This riddle originates in the youtube video here. It's mathematical content was summarised here as follows:
There's a $5\times 5$ grid of nodes, all nodes are (bidirectionally) connected to their vertical and horizontal neighbour(s) (so no diagonals). the nodes have coordinates $(x,y)$, with $x=0\dots 4$, $y=0\dots 4$
you start at node $(2,4)$ and already have a "cost" of $4$.
moving down a node (so $y$ decreased by $1$) doubles that cost,
moving up a node (so $y$ increased by $1$) halves the cost,
moving left (so $x$ decreased by $1$) decreases the cost by two,
moving right (so $x$ increased by $1$) increases the cost by $2$.
an edge can only occur once in your path, you may pass nodes multiple times though.
is there a way to get to the lower right corner, point $(4,0)$, with a cost equal to zero?
The questioner in my second link wanted to know if there was a nice way to represent the problem mathematically. I suggested we could use quivers.
The graph in the problem can be thought of as a quiver where each vertex is connected both ways with each adjacent vertex. Since the cost functions are all affine, they can be represented as a representation of a quiver:
- Each vertex is represented by $\mathbb R^2$.
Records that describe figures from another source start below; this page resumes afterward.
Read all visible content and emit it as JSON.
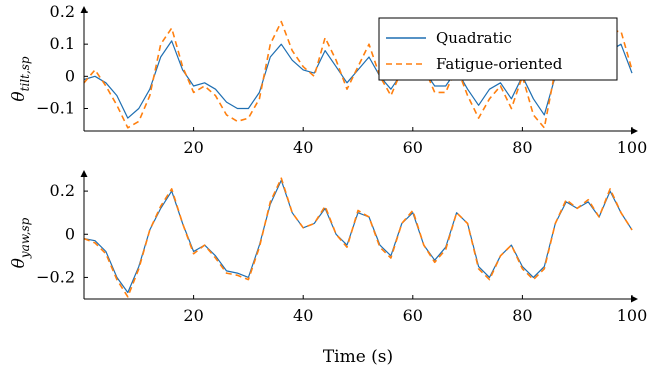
{
  "figure_xlabel": "Time (s)",
  "colors": {
    "quadratic": "#1f6fb2",
    "fatigue": "#ff7f0e"
  },
  "chart_data": [
    {
      "type": "line",
      "title": "",
      "ylabel": "θ_tilt,sp",
      "ylabel_main": "θ",
      "ylabel_sub": "tilt,sp",
      "xlim": [
        0,
        100
      ],
      "ylim": [
        -0.17,
        0.2
      ],
      "xticks": [
        20,
        40,
        60,
        80,
        100
      ],
      "yticks": [
        -0.1,
        0,
        0.1,
        0.2
      ],
      "xtick_labels": [
        "20",
        "40",
        "60",
        "80",
        "100"
      ],
      "ytick_labels": [
        "−0.1",
        "0",
        "0.1",
        "0.2"
      ],
      "grid": false,
      "legend_position": "top-right",
      "x": [
        0,
        2,
        4,
        6,
        8,
        10,
        12,
        14,
        16,
        18,
        20,
        22,
        24,
        26,
        28,
        30,
        32,
        34,
        36,
        38,
        40,
        42,
        44,
        46,
        48,
        50,
        52,
        54,
        56,
        58,
        60,
        62,
        64,
        66,
        68,
        70,
        72,
        74,
        76,
        78,
        80,
        82,
        84,
        86,
        88,
        90,
        92,
        94,
        96,
        98,
        100
      ],
      "series": [
        {
          "name": "Quadratic",
          "style": "solid",
          "values": [
            -0.01,
            0.0,
            -0.02,
            -0.06,
            -0.13,
            -0.1,
            -0.04,
            0.06,
            0.11,
            0.02,
            -0.03,
            -0.02,
            -0.04,
            -0.08,
            -0.1,
            -0.1,
            -0.05,
            0.06,
            0.1,
            0.05,
            0.02,
            0.01,
            0.08,
            0.03,
            -0.02,
            0.02,
            0.06,
            0.0,
            -0.04,
            0.01,
            0.05,
            0.02,
            -0.03,
            -0.03,
            0.02,
            -0.04,
            -0.09,
            -0.04,
            -0.02,
            -0.07,
            0.0,
            -0.07,
            -0.12,
            0.0,
            0.03,
            0.0,
            0.04,
            0.09,
            0.08,
            0.1,
            0.01
          ]
        },
        {
          "name": "Fatigue-oriented",
          "style": "dashed",
          "values": [
            -0.02,
            0.02,
            -0.03,
            -0.09,
            -0.16,
            -0.14,
            -0.06,
            0.1,
            0.15,
            0.03,
            -0.05,
            -0.03,
            -0.06,
            -0.12,
            -0.14,
            -0.13,
            -0.07,
            0.1,
            0.17,
            0.08,
            0.03,
            0.0,
            0.12,
            0.05,
            -0.04,
            0.03,
            0.1,
            0.0,
            -0.06,
            0.02,
            0.08,
            0.03,
            -0.05,
            -0.05,
            0.03,
            -0.06,
            -0.13,
            -0.07,
            -0.03,
            -0.1,
            0.0,
            -0.12,
            -0.16,
            0.02,
            0.05,
            0.0,
            0.06,
            0.13,
            0.14,
            0.14,
            0.02
          ]
        }
      ]
    },
    {
      "type": "line",
      "title": "",
      "ylabel": "θ_yaw,sp",
      "ylabel_main": "θ",
      "ylabel_sub": "yaw,sp",
      "xlim": [
        0,
        100
      ],
      "ylim": [
        -0.3,
        0.27
      ],
      "xticks": [
        20,
        40,
        60,
        80,
        100
      ],
      "yticks": [
        -0.2,
        0,
        0.2
      ],
      "xtick_labels": [
        "20",
        "40",
        "60",
        "80",
        "100"
      ],
      "ytick_labels": [
        "−0.2",
        "0",
        "0.2"
      ],
      "grid": false,
      "x": [
        0,
        2,
        4,
        6,
        8,
        10,
        12,
        14,
        16,
        18,
        20,
        22,
        24,
        26,
        28,
        30,
        32,
        34,
        36,
        38,
        40,
        42,
        44,
        46,
        48,
        50,
        52,
        54,
        56,
        58,
        60,
        62,
        64,
        66,
        68,
        70,
        72,
        74,
        76,
        78,
        80,
        82,
        84,
        86,
        88,
        90,
        92,
        94,
        96,
        98,
        100
      ],
      "series": [
        {
          "name": "Quadratic",
          "style": "solid",
          "values": [
            -0.02,
            -0.03,
            -0.08,
            -0.2,
            -0.27,
            -0.15,
            0.02,
            0.12,
            0.2,
            0.05,
            -0.08,
            -0.05,
            -0.1,
            -0.17,
            -0.18,
            -0.2,
            -0.05,
            0.14,
            0.25,
            0.1,
            0.03,
            0.05,
            0.12,
            0.0,
            -0.05,
            0.1,
            0.08,
            -0.05,
            -0.1,
            0.05,
            0.1,
            -0.05,
            -0.12,
            -0.06,
            0.1,
            0.05,
            -0.15,
            -0.2,
            -0.1,
            -0.05,
            -0.15,
            -0.2,
            -0.15,
            0.05,
            0.15,
            0.12,
            0.15,
            0.08,
            0.2,
            0.1,
            0.02
          ]
        },
        {
          "name": "Fatigue-oriented",
          "style": "dashed",
          "values": [
            -0.02,
            -0.04,
            -0.09,
            -0.21,
            -0.29,
            -0.16,
            0.02,
            0.13,
            0.21,
            0.05,
            -0.09,
            -0.05,
            -0.11,
            -0.18,
            -0.19,
            -0.21,
            -0.06,
            0.15,
            0.26,
            0.1,
            0.03,
            0.05,
            0.13,
            0.0,
            -0.06,
            0.11,
            0.08,
            -0.06,
            -0.11,
            0.05,
            0.11,
            -0.05,
            -0.13,
            -0.07,
            0.1,
            0.05,
            -0.16,
            -0.21,
            -0.1,
            -0.05,
            -0.16,
            -0.21,
            -0.16,
            0.05,
            0.16,
            0.12,
            0.16,
            0.08,
            0.21,
            0.1,
            0.02
          ]
        }
      ]
    }
  ]
}
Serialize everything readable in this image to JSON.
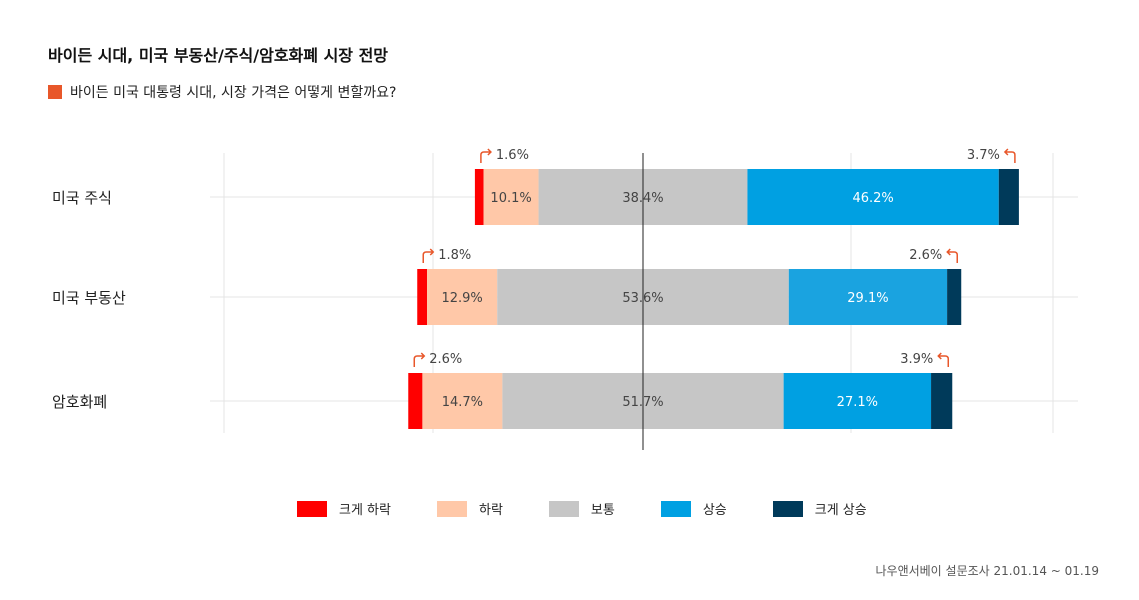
{
  "title": "바이든 시대, 미국 부동산/주식/암호화폐 시장 전망",
  "subtitle": "바이든 미국 대통령 시대, 시장 가격은 어떻게 변할까요?",
  "source": "나우앤서베이 설문조사 21.01.14 ~ 01.19",
  "colors": {
    "accent": "#e8572a",
    "arrow": "#e8572a",
    "big_down": "#ff0000",
    "down": "#ffc8a8",
    "neutral": "#c6c6c6",
    "up": "#00a0e2",
    "up_alt": "#1aa3e0",
    "big_up": "#003a5a"
  },
  "chart_data": {
    "type": "bar",
    "orientation": "horizontal",
    "stacked": true,
    "diverging": true,
    "categories": [
      "미국 주식",
      "미국 부동산",
      "암호화폐"
    ],
    "series": [
      {
        "name": "크게 하락",
        "values": [
          1.6,
          1.8,
          2.6
        ]
      },
      {
        "name": "하락",
        "values": [
          10.1,
          12.9,
          14.7
        ]
      },
      {
        "name": "보통",
        "values": [
          38.4,
          53.6,
          51.7
        ]
      },
      {
        "name": "상승",
        "values": [
          46.2,
          29.1,
          27.1
        ]
      },
      {
        "name": "크게 상승",
        "values": [
          3.7,
          2.6,
          3.9
        ]
      }
    ],
    "labels": [
      [
        "1.6%",
        "10.1%",
        "38.4%",
        "46.2%",
        "3.7%"
      ],
      [
        "1.8%",
        "12.9%",
        "53.6%",
        "29.1%",
        "2.6%"
      ],
      [
        "2.6%",
        "14.7%",
        "51.7%",
        "27.1%",
        "3.9%"
      ]
    ],
    "legend_position": "bottom",
    "grid": true
  }
}
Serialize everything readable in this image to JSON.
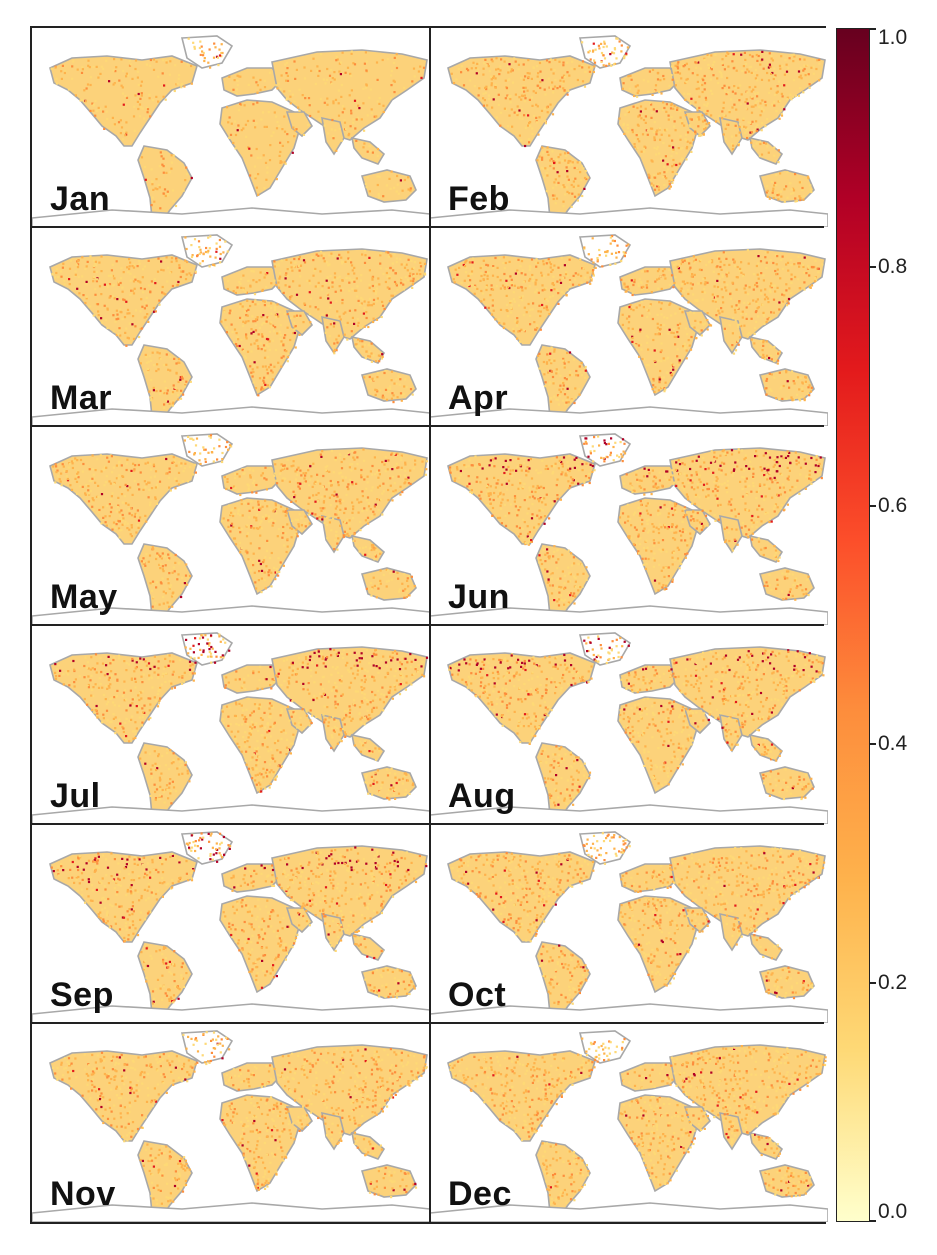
{
  "panels": [
    {
      "month": "Jan"
    },
    {
      "month": "Feb"
    },
    {
      "month": "Mar"
    },
    {
      "month": "Apr"
    },
    {
      "month": "May"
    },
    {
      "month": "Jun"
    },
    {
      "month": "Jul"
    },
    {
      "month": "Aug"
    },
    {
      "month": "Sep"
    },
    {
      "month": "Oct"
    },
    {
      "month": "Nov"
    },
    {
      "month": "Dec"
    }
  ],
  "colorbar": {
    "min": 0.0,
    "max": 1.0,
    "ticks": [
      "0.0",
      "0.2",
      "0.4",
      "0.6",
      "0.8",
      "1.0"
    ],
    "tick_values": [
      0.0,
      0.2,
      0.4,
      0.6,
      0.8,
      1.0
    ],
    "colors": [
      "#ffffcc",
      "#fed976",
      "#feb24c",
      "#fd8d3c",
      "#fc4e2a",
      "#e31a1c",
      "#b10026",
      "#67001f"
    ]
  },
  "style": {
    "coastline_color": "#a8a8a8",
    "land_base_color": "#fcd27a",
    "hotspot_color": "#9a0f1f"
  }
}
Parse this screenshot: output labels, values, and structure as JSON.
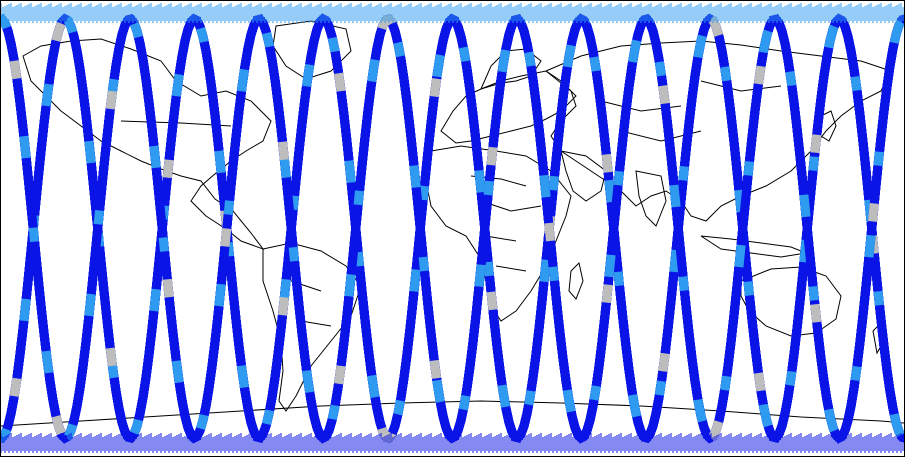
{
  "map": {
    "projection": "equirectangular",
    "background_color": "#ffffff",
    "coastline_color": "#000000",
    "track_colors": {
      "primary": "#0a14e6",
      "secondary": "#2e9af0",
      "gap": "#bdbdbd"
    },
    "swath_count": 14
  }
}
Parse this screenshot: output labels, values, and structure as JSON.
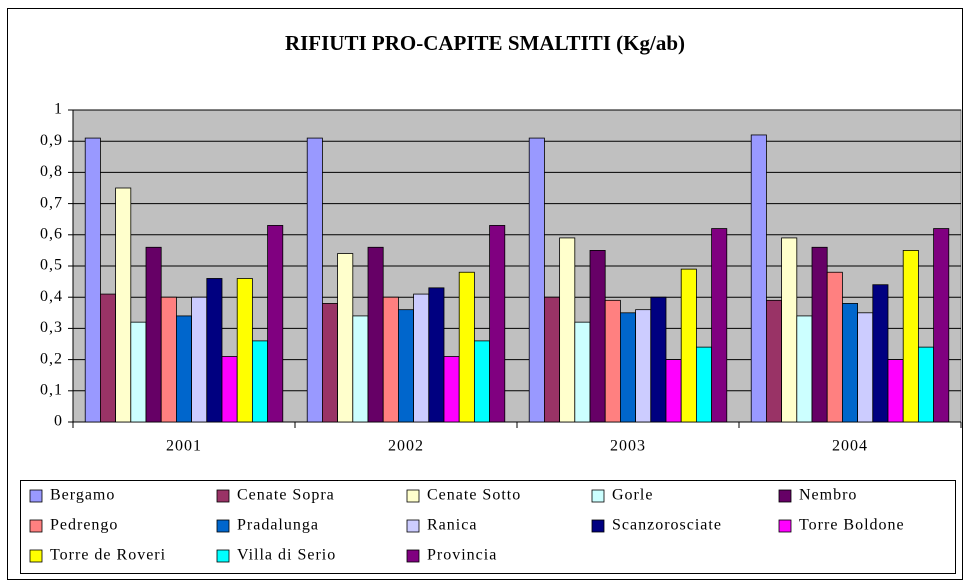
{
  "chart_data": {
    "type": "bar",
    "title": "RIFIUTI PRO-CAPITE SMALTITI (Kg/ab)",
    "categories": [
      "2001",
      "2002",
      "2003",
      "2004"
    ],
    "series": [
      {
        "name": "Bergamo",
        "color": "#9999FF",
        "values": [
          0.91,
          0.91,
          0.91,
          0.92
        ]
      },
      {
        "name": "Cenate Sopra",
        "color": "#993366",
        "values": [
          0.41,
          0.38,
          0.4,
          0.39
        ]
      },
      {
        "name": "Cenate Sotto",
        "color": "#FFFFCC",
        "values": [
          0.75,
          0.54,
          0.59,
          0.59
        ]
      },
      {
        "name": "Gorle",
        "color": "#CCFFFF",
        "values": [
          0.32,
          0.34,
          0.32,
          0.34
        ]
      },
      {
        "name": "Nembro",
        "color": "#660066",
        "values": [
          0.56,
          0.56,
          0.55,
          0.56
        ]
      },
      {
        "name": "Pedrengo",
        "color": "#FF8080",
        "values": [
          0.4,
          0.4,
          0.39,
          0.48
        ]
      },
      {
        "name": "Pradalunga",
        "color": "#0066CC",
        "values": [
          0.34,
          0.36,
          0.35,
          0.38
        ]
      },
      {
        "name": "Ranica",
        "color": "#CCCCFF",
        "values": [
          0.4,
          0.41,
          0.36,
          0.35
        ]
      },
      {
        "name": "Scanzorosciate",
        "color": "#000080",
        "values": [
          0.46,
          0.43,
          0.4,
          0.44
        ]
      },
      {
        "name": "Torre Boldone",
        "color": "#FF00FF",
        "values": [
          0.21,
          0.21,
          0.2,
          0.2
        ]
      },
      {
        "name": "Torre de Roveri",
        "color": "#FFFF00",
        "values": [
          0.46,
          0.48,
          0.49,
          0.55
        ]
      },
      {
        "name": "Villa di Serio",
        "color": "#00FFFF",
        "values": [
          0.26,
          0.26,
          0.24,
          0.24
        ]
      },
      {
        "name": "Provincia",
        "color": "#800080",
        "values": [
          0.63,
          0.63,
          0.62,
          0.62
        ]
      }
    ],
    "ylim": [
      0,
      1
    ],
    "yticks": [
      0,
      {
        "value": 0.1,
        "label": "0,1"
      },
      {
        "value": 0.2,
        "label": "0,2"
      },
      {
        "value": 0.3,
        "label": "0,3"
      },
      {
        "value": 0.4,
        "label": "0,4"
      },
      {
        "value": 0.5,
        "label": "0,5"
      },
      {
        "value": 0.6,
        "label": "0,6"
      },
      {
        "value": 0.7,
        "label": "0,7"
      },
      {
        "value": 0.8,
        "label": "0,8"
      },
      {
        "value": 0.9,
        "label": "0,9"
      },
      1
    ],
    "grid": true,
    "legend": "bottom",
    "plot_background": "#C0C0C0"
  }
}
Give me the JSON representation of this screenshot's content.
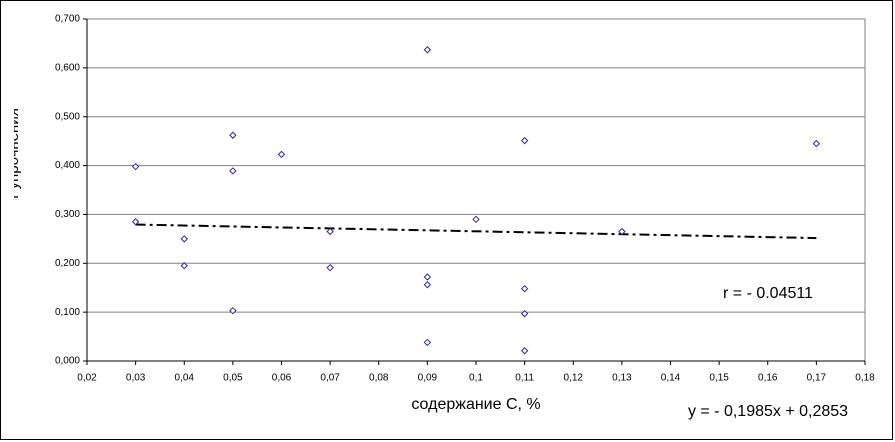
{
  "chart_data": {
    "type": "scatter",
    "y_label": "Коэффициент упрочнения",
    "x_label": "содержание С, %",
    "annotations": [
      "r = - 0.04511",
      "y = - 0,1985x + 0,2853"
    ],
    "x": [
      0.03,
      0.03,
      0.04,
      0.04,
      0.05,
      0.05,
      0.05,
      0.06,
      0.07,
      0.07,
      0.09,
      0.09,
      0.09,
      0.09,
      0.1,
      0.11,
      0.11,
      0.11,
      0.11,
      0.13,
      0.17
    ],
    "values": [
      0.398,
      0.285,
      0.25,
      0.195,
      0.462,
      0.389,
      0.103,
      0.423,
      0.265,
      0.191,
      0.637,
      0.172,
      0.156,
      0.038,
      0.29,
      0.451,
      0.148,
      0.097,
      0.021,
      0.265,
      0.445
    ],
    "color": "#2a2a9a",
    "trendline": {
      "x": [
        0.03,
        0.17
      ],
      "values": [
        0.2793,
        0.2516
      ],
      "color": "#000000"
    },
    "xlim": [
      0.02,
      0.18
    ],
    "xticks": [
      {
        "value": 0.02,
        "label": "0,02"
      },
      {
        "value": 0.03,
        "label": "0,03"
      },
      {
        "value": 0.04,
        "label": "0,04"
      },
      {
        "value": 0.05,
        "label": "0,05"
      },
      {
        "value": 0.06,
        "label": "0,06"
      },
      {
        "value": 0.07,
        "label": "0,07"
      },
      {
        "value": 0.08,
        "label": "0,08"
      },
      {
        "value": 0.09,
        "label": "0,09"
      },
      {
        "value": 0.1,
        "label": "0,1"
      },
      {
        "value": 0.11,
        "label": "0,11"
      },
      {
        "value": 0.12,
        "label": "0,12"
      },
      {
        "value": 0.13,
        "label": "0,13"
      },
      {
        "value": 0.14,
        "label": "0,14"
      },
      {
        "value": 0.15,
        "label": "0,15"
      },
      {
        "value": 0.16,
        "label": "0,16"
      },
      {
        "value": 0.17,
        "label": "0,17"
      },
      {
        "value": 0.18,
        "label": "0,18"
      }
    ],
    "ylim": [
      0,
      0.7
    ],
    "yticks": [
      {
        "value": 0,
        "label": "0,000"
      },
      {
        "value": 0.1,
        "label": "0,100"
      },
      {
        "value": 0.2,
        "label": "0,200"
      },
      {
        "value": 0.3,
        "label": "0,300"
      },
      {
        "value": 0.4,
        "label": "0,400"
      },
      {
        "value": 0.5,
        "label": "0,500"
      },
      {
        "value": 0.6,
        "label": "0,600"
      },
      {
        "value": 0.7,
        "label": "0,700"
      }
    ],
    "grid": true
  }
}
- The downward edges are represented by the matrix \begin{pmatrix}2&0\\0&1\end{pmatrix}
- the upward edges by the matrix \begin{pmatrix}1/2&0\\0&1\end{pmatrix}
- the leftward edges by the matrix \begin{pmatrix}1&-2\\0&1\end{pmatrix}
- and the rightward edges by the matrix \begin{pmatrix}1&2\\0&1\end{pmatrix}
- Then the matrices represent the changes in cost by acting on \begin{pmatrix}\text{cost}\\1\end{pmatrix}
Now I'm wondering if we can use the representation theory of quivers to solve the puzzle?
I'm not an expert in quivers, but I did notice that the vectors of the form \begin{pmatrix}1\\0\end{pmatrix} span a subrepresentation. Are representations of quivers always completely reducible? If so then finding the complementary representation might help.